Scientific literature includes large number of publications on the issue of “ovarian tumors and pregnancy”; however, the majority of them deal with gynecological aspects, the risk of malignization, the differential diagnosis and treatment of such neoplasms only in terms of the choice between conservative treatment and surgical treatment and determining the time and the extent of a surgery. In spite of the empirical evidence of numerous consequences related to a high level of stress and the problems of mental health during pregnancy, the assessment of psychosocial stress in pregnant women is seldom carried out.

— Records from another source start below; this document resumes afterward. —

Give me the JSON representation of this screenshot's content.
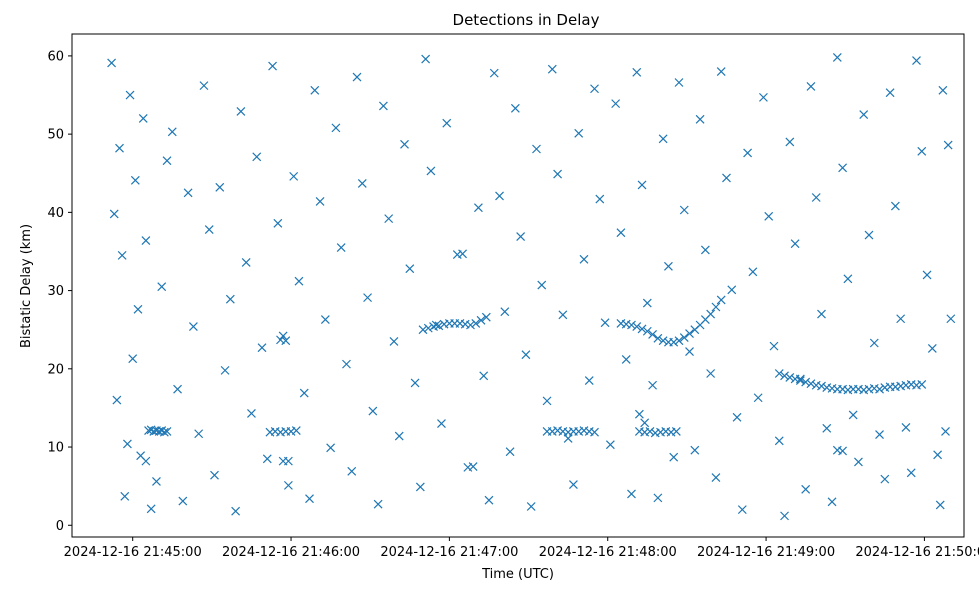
{
  "chart_data": {
    "type": "scatter",
    "title": "Detections in Delay",
    "xlabel": "Time (UTC)",
    "ylabel": "Bistatic Delay (km)",
    "x_ticks": [
      "2024-12-16 21:45:00",
      "2024-12-16 21:46:00",
      "2024-12-16 21:47:00",
      "2024-12-16 21:48:00",
      "2024-12-16 21:49:00",
      "2024-12-16 21:50:00"
    ],
    "y_ticks": [
      0,
      10,
      20,
      30,
      40,
      50,
      60
    ],
    "xlim": [
      "2024-12-16 21:44:37",
      "2024-12-16 21:50:15"
    ],
    "ylim": [
      -1.5,
      62.8
    ],
    "grid": false,
    "marker": "x",
    "color": "#1f77b4",
    "series": [
      {
        "points": [
          [
            "21:44:52",
            59.1
          ],
          [
            "21:44:53",
            39.8
          ],
          [
            "21:44:54",
            16.0
          ],
          [
            "21:44:55",
            48.2
          ],
          [
            "21:44:56",
            34.5
          ],
          [
            "21:44:57",
            3.7
          ],
          [
            "21:44:58",
            10.4
          ],
          [
            "21:44:59",
            55.0
          ],
          [
            "21:45:00",
            21.3
          ],
          [
            "21:45:01",
            44.1
          ],
          [
            "21:45:02",
            27.6
          ],
          [
            "21:45:03",
            8.9
          ],
          [
            "21:45:04",
            52.0
          ],
          [
            "21:45:05",
            36.4
          ],
          [
            "21:45:06",
            12.1
          ],
          [
            "21:45:07",
            12.2
          ],
          [
            "21:45:08",
            12.0
          ],
          [
            "21:45:09",
            12.1
          ],
          [
            "21:45:10",
            12.0
          ],
          [
            "21:45:11",
            12.1
          ],
          [
            "21:45:12",
            11.9
          ],
          [
            "21:45:13",
            12.0
          ],
          [
            "21:45:05",
            8.2
          ],
          [
            "21:45:07",
            2.1
          ],
          [
            "21:45:09",
            5.6
          ],
          [
            "21:45:11",
            30.5
          ],
          [
            "21:45:13",
            46.6
          ],
          [
            "21:45:15",
            50.3
          ],
          [
            "21:45:17",
            17.4
          ],
          [
            "21:45:19",
            3.1
          ],
          [
            "21:45:21",
            42.5
          ],
          [
            "21:45:23",
            25.4
          ],
          [
            "21:45:25",
            11.7
          ],
          [
            "21:45:27",
            56.2
          ],
          [
            "21:45:29",
            37.8
          ],
          [
            "21:45:31",
            6.4
          ],
          [
            "21:45:33",
            43.2
          ],
          [
            "21:45:35",
            19.8
          ],
          [
            "21:45:37",
            28.9
          ],
          [
            "21:45:39",
            1.8
          ],
          [
            "21:45:41",
            52.9
          ],
          [
            "21:45:43",
            33.6
          ],
          [
            "21:45:45",
            14.3
          ],
          [
            "21:45:47",
            47.1
          ],
          [
            "21:45:49",
            22.7
          ],
          [
            "21:45:51",
            8.5
          ],
          [
            "21:45:53",
            58.7
          ],
          [
            "21:45:55",
            38.6
          ],
          [
            "21:45:57",
            24.2
          ],
          [
            "21:45:59",
            5.1
          ],
          [
            "21:45:52",
            11.9
          ],
          [
            "21:45:54",
            12.0
          ],
          [
            "21:45:56",
            11.9
          ],
          [
            "21:45:58",
            12.0
          ],
          [
            "21:46:00",
            12.0
          ],
          [
            "21:46:02",
            12.1
          ],
          [
            "21:45:56",
            23.7
          ],
          [
            "21:45:58",
            23.6
          ],
          [
            "21:45:57",
            8.2
          ],
          [
            "21:45:59",
            8.2
          ],
          [
            "21:46:01",
            44.6
          ],
          [
            "21:46:03",
            31.2
          ],
          [
            "21:46:05",
            16.9
          ],
          [
            "21:46:07",
            3.4
          ],
          [
            "21:46:09",
            55.6
          ],
          [
            "21:46:11",
            41.4
          ],
          [
            "21:46:13",
            26.3
          ],
          [
            "21:46:15",
            9.9
          ],
          [
            "21:46:17",
            50.8
          ],
          [
            "21:46:19",
            35.5
          ],
          [
            "21:46:21",
            20.6
          ],
          [
            "21:46:23",
            6.9
          ],
          [
            "21:46:25",
            57.3
          ],
          [
            "21:46:27",
            43.7
          ],
          [
            "21:46:29",
            29.1
          ],
          [
            "21:46:31",
            14.6
          ],
          [
            "21:46:33",
            2.7
          ],
          [
            "21:46:35",
            53.6
          ],
          [
            "21:46:37",
            39.2
          ],
          [
            "21:46:39",
            23.5
          ],
          [
            "21:46:41",
            11.4
          ],
          [
            "21:46:43",
            48.7
          ],
          [
            "21:46:45",
            32.8
          ],
          [
            "21:46:47",
            18.2
          ],
          [
            "21:46:49",
            4.9
          ],
          [
            "21:46:51",
            59.6
          ],
          [
            "21:46:53",
            45.3
          ],
          [
            "21:46:55",
            25.6
          ],
          [
            "21:46:57",
            13.0
          ],
          [
            "21:46:59",
            51.4
          ],
          [
            "21:46:50",
            25.0
          ],
          [
            "21:46:52",
            25.2
          ],
          [
            "21:46:54",
            25.4
          ],
          [
            "21:46:56",
            25.5
          ],
          [
            "21:46:58",
            25.7
          ],
          [
            "21:47:00",
            25.8
          ],
          [
            "21:47:02",
            25.8
          ],
          [
            "21:47:04",
            25.8
          ],
          [
            "21:47:06",
            25.7
          ],
          [
            "21:47:08",
            25.6
          ],
          [
            "21:47:10",
            25.8
          ],
          [
            "21:47:12",
            26.2
          ],
          [
            "21:47:14",
            26.6
          ],
          [
            "21:47:03",
            34.6
          ],
          [
            "21:47:05",
            34.7
          ],
          [
            "21:47:07",
            7.4
          ],
          [
            "21:47:09",
            7.5
          ],
          [
            "21:47:11",
            40.6
          ],
          [
            "21:47:13",
            19.1
          ],
          [
            "21:47:15",
            3.2
          ],
          [
            "21:47:17",
            57.8
          ],
          [
            "21:47:19",
            42.1
          ],
          [
            "21:47:21",
            27.3
          ],
          [
            "21:47:23",
            9.4
          ],
          [
            "21:47:25",
            53.3
          ],
          [
            "21:47:27",
            36.9
          ],
          [
            "21:47:29",
            21.8
          ],
          [
            "21:47:31",
            2.4
          ],
          [
            "21:47:33",
            48.1
          ],
          [
            "21:47:35",
            30.7
          ],
          [
            "21:47:37",
            15.9
          ],
          [
            "21:47:39",
            58.3
          ],
          [
            "21:47:41",
            44.9
          ],
          [
            "21:47:43",
            26.9
          ],
          [
            "21:47:45",
            11.1
          ],
          [
            "21:47:47",
            5.2
          ],
          [
            "21:47:49",
            50.1
          ],
          [
            "21:47:51",
            34.0
          ],
          [
            "21:47:53",
            18.5
          ],
          [
            "21:47:55",
            55.8
          ],
          [
            "21:47:37",
            12.0
          ],
          [
            "21:47:39",
            12.0
          ],
          [
            "21:47:41",
            12.1
          ],
          [
            "21:47:43",
            12.0
          ],
          [
            "21:47:45",
            11.9
          ],
          [
            "21:47:47",
            12.0
          ],
          [
            "21:47:49",
            12.0
          ],
          [
            "21:47:51",
            12.1
          ],
          [
            "21:47:53",
            12.0
          ],
          [
            "21:47:55",
            11.9
          ],
          [
            "21:47:57",
            41.7
          ],
          [
            "21:47:59",
            25.9
          ],
          [
            "21:48:01",
            10.3
          ],
          [
            "21:48:03",
            53.9
          ],
          [
            "21:48:05",
            37.4
          ],
          [
            "21:48:07",
            21.2
          ],
          [
            "21:48:09",
            4.0
          ],
          [
            "21:48:11",
            57.9
          ],
          [
            "21:48:13",
            43.5
          ],
          [
            "21:48:15",
            28.4
          ],
          [
            "21:48:05",
            25.8
          ],
          [
            "21:48:07",
            25.7
          ],
          [
            "21:48:09",
            25.6
          ],
          [
            "21:48:11",
            25.4
          ],
          [
            "21:48:13",
            25.1
          ],
          [
            "21:48:15",
            24.8
          ],
          [
            "21:48:17",
            24.4
          ],
          [
            "21:48:19",
            23.9
          ],
          [
            "21:48:21",
            23.6
          ],
          [
            "21:48:23",
            23.4
          ],
          [
            "21:48:25",
            23.4
          ],
          [
            "21:48:27",
            23.6
          ],
          [
            "21:48:29",
            24.0
          ],
          [
            "21:48:31",
            24.5
          ],
          [
            "21:48:33",
            25.0
          ],
          [
            "21:48:35",
            25.6
          ],
          [
            "21:48:37",
            26.3
          ],
          [
            "21:48:39",
            27.0
          ],
          [
            "21:48:41",
            27.9
          ],
          [
            "21:48:43",
            28.8
          ],
          [
            "21:48:12",
            12.0
          ],
          [
            "21:48:14",
            11.9
          ],
          [
            "21:48:16",
            12.0
          ],
          [
            "21:48:18",
            11.8
          ],
          [
            "21:48:20",
            11.9
          ],
          [
            "21:48:22",
            12.0
          ],
          [
            "21:48:24",
            11.9
          ],
          [
            "21:48:26",
            12.0
          ],
          [
            "21:48:12",
            14.2
          ],
          [
            "21:48:14",
            13.1
          ],
          [
            "21:48:17",
            17.9
          ],
          [
            "21:48:19",
            3.5
          ],
          [
            "21:48:21",
            49.4
          ],
          [
            "21:48:23",
            33.1
          ],
          [
            "21:48:25",
            8.7
          ],
          [
            "21:48:27",
            56.6
          ],
          [
            "21:48:29",
            40.3
          ],
          [
            "21:48:31",
            22.2
          ],
          [
            "21:48:33",
            9.6
          ],
          [
            "21:48:35",
            51.9
          ],
          [
            "21:48:37",
            35.2
          ],
          [
            "21:48:39",
            19.4
          ],
          [
            "21:48:41",
            6.1
          ],
          [
            "21:48:43",
            58.0
          ],
          [
            "21:48:45",
            44.4
          ],
          [
            "21:48:47",
            30.1
          ],
          [
            "21:48:49",
            13.8
          ],
          [
            "21:48:51",
            2.0
          ],
          [
            "21:48:53",
            47.6
          ],
          [
            "21:48:55",
            32.4
          ],
          [
            "21:48:57",
            16.3
          ],
          [
            "21:48:59",
            54.7
          ],
          [
            "21:49:01",
            39.5
          ],
          [
            "21:49:03",
            22.9
          ],
          [
            "21:49:05",
            10.8
          ],
          [
            "21:49:07",
            1.2
          ],
          [
            "21:49:09",
            49.0
          ],
          [
            "21:49:11",
            36.0
          ],
          [
            "21:49:13",
            18.7
          ],
          [
            "21:49:15",
            4.6
          ],
          [
            "21:49:05",
            19.4
          ],
          [
            "21:49:07",
            19.1
          ],
          [
            "21:49:09",
            18.9
          ],
          [
            "21:49:11",
            18.7
          ],
          [
            "21:49:13",
            18.5
          ],
          [
            "21:49:15",
            18.3
          ],
          [
            "21:49:17",
            18.1
          ],
          [
            "21:49:19",
            17.9
          ],
          [
            "21:49:21",
            17.8
          ],
          [
            "21:49:23",
            17.6
          ],
          [
            "21:49:25",
            17.5
          ],
          [
            "21:49:27",
            17.4
          ],
          [
            "21:49:29",
            17.4
          ],
          [
            "21:49:31",
            17.3
          ],
          [
            "21:49:33",
            17.4
          ],
          [
            "21:49:35",
            17.4
          ],
          [
            "21:49:37",
            17.3
          ],
          [
            "21:49:39",
            17.4
          ],
          [
            "21:49:41",
            17.5
          ],
          [
            "21:49:43",
            17.4
          ],
          [
            "21:49:45",
            17.6
          ],
          [
            "21:49:47",
            17.7
          ],
          [
            "21:49:49",
            17.7
          ],
          [
            "21:49:51",
            17.8
          ],
          [
            "21:49:53",
            17.9
          ],
          [
            "21:49:55",
            18.0
          ],
          [
            "21:49:57",
            17.9
          ],
          [
            "21:49:59",
            18.0
          ],
          [
            "21:49:27",
            9.6
          ],
          [
            "21:49:29",
            9.5
          ],
          [
            "21:49:17",
            56.1
          ],
          [
            "21:49:19",
            41.9
          ],
          [
            "21:49:21",
            27.0
          ],
          [
            "21:49:23",
            12.4
          ],
          [
            "21:49:25",
            3.0
          ],
          [
            "21:49:27",
            59.8
          ],
          [
            "21:49:29",
            45.7
          ],
          [
            "21:49:31",
            31.5
          ],
          [
            "21:49:33",
            14.1
          ],
          [
            "21:49:35",
            8.1
          ],
          [
            "21:49:37",
            52.5
          ],
          [
            "21:49:39",
            37.1
          ],
          [
            "21:49:41",
            23.3
          ],
          [
            "21:49:43",
            11.6
          ],
          [
            "21:49:45",
            5.9
          ],
          [
            "21:49:47",
            55.3
          ],
          [
            "21:49:49",
            40.8
          ],
          [
            "21:49:51",
            26.4
          ],
          [
            "21:49:53",
            12.5
          ],
          [
            "21:49:55",
            6.7
          ],
          [
            "21:49:57",
            59.4
          ],
          [
            "21:49:59",
            47.8
          ],
          [
            "21:50:01",
            32.0
          ],
          [
            "21:50:03",
            22.6
          ],
          [
            "21:50:05",
            9.0
          ],
          [
            "21:50:06",
            2.6
          ],
          [
            "21:50:07",
            55.6
          ],
          [
            "21:50:08",
            12.0
          ],
          [
            "21:50:09",
            48.6
          ],
          [
            "21:50:10",
            26.4
          ]
        ]
      }
    ]
  }
}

Although there are some few researches on the influence of stress and a pregnant woman’s psycho-emotional condition on the level of obstetric and perinatal complications, we have not found publications on similar research of pregnant women with ovarian tumors. Therefore, one of the objective of our research is to assess the influence of stress and psycho-emotional disorders on the course of pregnancy and childbirth in women with ovarian tumors and to suggest the corresponding methods of correction.
Although the majority of authors admit the increased risk of obstetric and perinatal complications in women with ovarian tumors, most of all, in terms of threat of miscarriage and preterm labor, the research of this issue are poorly systemized, controversial and fragmentary, lacking research of the risk factors of such complications and of the ways to prognosticate and prevent them.